Hong Kong, which until the crisis had been the scene of regular protests calling for greater autonomy from China, has been under particular pressure. In February, police arrested Jimmy Lai, a pro-democracy media tycoon despised by Beijing, and several other top democracy figures, accusing them of participating in an illegal assembly last summer. An outspoken nationalist lawmaker has pushed for the passing of national security laws that would prohibit treason, “subversion against the Central People’s Government” or ties with foreign political entities. His timing has historical resonance: A previous attempt to enact such laws in 2003 failed amid the SARS crisis.
This time, “some people in the pro-Beijing camp may think that it is a good time to try to take very harsh measures because the world, especially those countries which may support Hong Kong, are now very preoccupied with their own problems,” said Emily Lau, a pro-democracy politician in Hong Kong.
There is a tendency among governments “to respond to this crisis in the one way they know how, which is by tightening control,” said Sebastian Strangio, an author and scholar who studies Southeast Asia.

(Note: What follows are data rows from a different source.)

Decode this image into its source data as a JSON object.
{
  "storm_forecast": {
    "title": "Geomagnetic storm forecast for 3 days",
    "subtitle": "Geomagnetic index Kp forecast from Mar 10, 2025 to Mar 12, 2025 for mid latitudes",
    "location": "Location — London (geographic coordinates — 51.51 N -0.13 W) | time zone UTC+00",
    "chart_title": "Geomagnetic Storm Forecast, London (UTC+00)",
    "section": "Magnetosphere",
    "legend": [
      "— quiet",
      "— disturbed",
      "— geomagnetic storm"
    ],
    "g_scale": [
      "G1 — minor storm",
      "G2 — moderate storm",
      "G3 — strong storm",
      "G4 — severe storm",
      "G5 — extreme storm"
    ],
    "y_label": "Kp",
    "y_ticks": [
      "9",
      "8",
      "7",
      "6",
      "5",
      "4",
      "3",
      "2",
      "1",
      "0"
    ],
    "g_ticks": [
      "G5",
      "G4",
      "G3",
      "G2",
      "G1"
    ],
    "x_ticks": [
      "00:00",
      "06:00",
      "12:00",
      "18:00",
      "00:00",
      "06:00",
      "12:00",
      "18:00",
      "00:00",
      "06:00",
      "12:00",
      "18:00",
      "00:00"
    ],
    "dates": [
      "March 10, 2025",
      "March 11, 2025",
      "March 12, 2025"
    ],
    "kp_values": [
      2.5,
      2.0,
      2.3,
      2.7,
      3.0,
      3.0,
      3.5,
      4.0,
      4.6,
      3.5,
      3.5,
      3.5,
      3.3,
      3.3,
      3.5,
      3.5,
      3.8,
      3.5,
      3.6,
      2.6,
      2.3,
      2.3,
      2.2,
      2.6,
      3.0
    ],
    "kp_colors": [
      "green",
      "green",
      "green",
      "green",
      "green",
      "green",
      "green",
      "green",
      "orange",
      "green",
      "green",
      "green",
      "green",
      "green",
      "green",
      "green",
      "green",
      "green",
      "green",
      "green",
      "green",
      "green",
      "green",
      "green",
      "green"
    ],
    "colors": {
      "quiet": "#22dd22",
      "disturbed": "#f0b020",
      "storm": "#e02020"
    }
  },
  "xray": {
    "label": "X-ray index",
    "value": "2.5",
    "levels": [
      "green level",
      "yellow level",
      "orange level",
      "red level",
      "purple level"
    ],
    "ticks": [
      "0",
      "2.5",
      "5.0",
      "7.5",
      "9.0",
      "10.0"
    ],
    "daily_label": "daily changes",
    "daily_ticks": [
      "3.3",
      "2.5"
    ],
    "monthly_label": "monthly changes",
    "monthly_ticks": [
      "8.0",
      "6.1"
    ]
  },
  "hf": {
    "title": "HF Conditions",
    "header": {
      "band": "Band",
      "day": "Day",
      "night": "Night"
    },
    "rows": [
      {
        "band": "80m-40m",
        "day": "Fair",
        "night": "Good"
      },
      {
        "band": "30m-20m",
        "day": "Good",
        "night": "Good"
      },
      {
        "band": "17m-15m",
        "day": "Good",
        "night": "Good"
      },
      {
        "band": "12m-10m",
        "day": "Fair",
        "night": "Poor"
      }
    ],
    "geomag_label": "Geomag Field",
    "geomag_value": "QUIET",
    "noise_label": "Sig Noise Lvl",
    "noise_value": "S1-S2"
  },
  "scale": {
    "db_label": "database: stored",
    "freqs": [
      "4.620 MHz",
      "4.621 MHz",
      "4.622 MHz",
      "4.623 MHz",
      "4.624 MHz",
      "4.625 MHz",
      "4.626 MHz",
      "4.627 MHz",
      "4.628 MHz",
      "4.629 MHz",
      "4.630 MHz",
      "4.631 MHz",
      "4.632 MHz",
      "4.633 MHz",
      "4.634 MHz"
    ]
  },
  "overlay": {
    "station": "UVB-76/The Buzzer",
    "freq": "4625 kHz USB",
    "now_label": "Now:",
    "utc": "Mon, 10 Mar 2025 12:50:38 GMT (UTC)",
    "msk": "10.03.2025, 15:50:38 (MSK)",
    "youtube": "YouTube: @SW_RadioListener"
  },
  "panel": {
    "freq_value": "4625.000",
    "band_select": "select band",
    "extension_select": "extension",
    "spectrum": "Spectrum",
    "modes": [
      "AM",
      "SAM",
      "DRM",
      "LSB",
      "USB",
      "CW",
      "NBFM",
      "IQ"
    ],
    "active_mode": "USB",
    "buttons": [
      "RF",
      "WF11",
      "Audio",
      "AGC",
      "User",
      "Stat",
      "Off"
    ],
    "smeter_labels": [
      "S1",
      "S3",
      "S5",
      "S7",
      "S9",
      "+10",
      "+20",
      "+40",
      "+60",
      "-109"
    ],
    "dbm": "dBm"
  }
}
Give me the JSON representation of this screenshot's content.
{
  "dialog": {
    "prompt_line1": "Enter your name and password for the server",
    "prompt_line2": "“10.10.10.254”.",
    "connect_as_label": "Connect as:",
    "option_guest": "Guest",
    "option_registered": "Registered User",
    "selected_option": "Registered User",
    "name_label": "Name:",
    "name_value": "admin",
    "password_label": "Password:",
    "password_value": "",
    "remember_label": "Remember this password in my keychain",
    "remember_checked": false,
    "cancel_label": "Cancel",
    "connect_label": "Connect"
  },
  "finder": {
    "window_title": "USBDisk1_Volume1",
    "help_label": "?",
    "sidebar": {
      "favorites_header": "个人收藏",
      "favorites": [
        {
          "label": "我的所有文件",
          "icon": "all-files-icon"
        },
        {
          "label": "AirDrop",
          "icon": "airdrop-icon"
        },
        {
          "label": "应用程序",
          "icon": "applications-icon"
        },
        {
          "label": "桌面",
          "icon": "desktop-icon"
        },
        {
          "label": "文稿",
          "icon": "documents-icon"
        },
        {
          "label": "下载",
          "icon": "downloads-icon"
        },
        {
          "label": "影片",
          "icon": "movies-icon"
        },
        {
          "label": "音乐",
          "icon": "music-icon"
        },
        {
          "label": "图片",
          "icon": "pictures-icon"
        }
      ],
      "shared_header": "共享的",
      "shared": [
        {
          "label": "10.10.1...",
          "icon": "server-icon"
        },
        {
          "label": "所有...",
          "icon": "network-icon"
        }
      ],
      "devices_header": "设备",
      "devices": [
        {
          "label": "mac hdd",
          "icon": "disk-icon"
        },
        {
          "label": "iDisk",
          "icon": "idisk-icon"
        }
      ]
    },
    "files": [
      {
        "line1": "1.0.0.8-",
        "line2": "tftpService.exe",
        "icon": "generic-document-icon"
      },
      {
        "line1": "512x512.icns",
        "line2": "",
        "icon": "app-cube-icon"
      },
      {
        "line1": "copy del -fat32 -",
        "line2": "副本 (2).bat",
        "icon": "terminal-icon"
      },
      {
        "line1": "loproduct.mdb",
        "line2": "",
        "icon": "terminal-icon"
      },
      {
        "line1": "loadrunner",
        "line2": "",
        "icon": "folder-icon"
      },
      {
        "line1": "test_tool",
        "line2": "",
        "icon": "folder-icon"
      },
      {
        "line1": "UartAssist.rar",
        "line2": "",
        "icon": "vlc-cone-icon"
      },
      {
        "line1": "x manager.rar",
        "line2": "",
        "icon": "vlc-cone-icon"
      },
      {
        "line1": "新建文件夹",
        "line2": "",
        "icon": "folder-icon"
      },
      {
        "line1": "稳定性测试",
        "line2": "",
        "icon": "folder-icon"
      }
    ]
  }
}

Another recurring theme has seen authoritarian leaders use this moment to push through legislation persecuting LGBTQ citizens. One day after Mr. Orban gained his rule-by-decree powers, his government submitted a bill that would make it illegal to change a person’s gender. In Uganda, where the government of President Yoweri Museveni has a long history of persecuting gay people, police arrested 23 members of the LGBTQ community at a shelter in late March, accusing them of violating rules on social distancing.
One authoritarian leader who has not benefited from the crisis is Russian President Vladimir Putin, who was forced to postpone an April referendum on constitutional changes that would have allowed him to remain in power for another 16 years. Even more remarkably, the Kremlin’s wobbly handling of the crisis has allowed alternate centres of power – primarily Moscow Mayor Sergey Sobyanin, who has often moved faster than the Kremlin in taking steps to deal with the pandemic – to emerge in Russia for the first time since early in Mr. Putin’s two-decade-long rule.
While authoritarianism is on the rise around the world at the moment, some believe the limits of top-down government will be exposed as the crisis unfolds.
“Ultimately, the pandemic is going to lead to a severe economic crisis, and that, more than the pandemic itself, is likely to challenge regimes,” said Steven Levitsky, a professor of government at Harvard University. “But that works both ways. Weak democracies that fare poorly could get into trouble, but poorly performing autocrats will also face trouble.“
Mr. Stefanovic, the Serbian opposition politician, pointed to the 1986 nuclear disaster at Chernobyl and how the Soviet Union’s obsession with controlling information sparked protests that eventually brought the entire system crashing down.
“It’s going to backfire on them,” Mr. Stefanovic predicted. “When you control everything, you are to blame for everything.”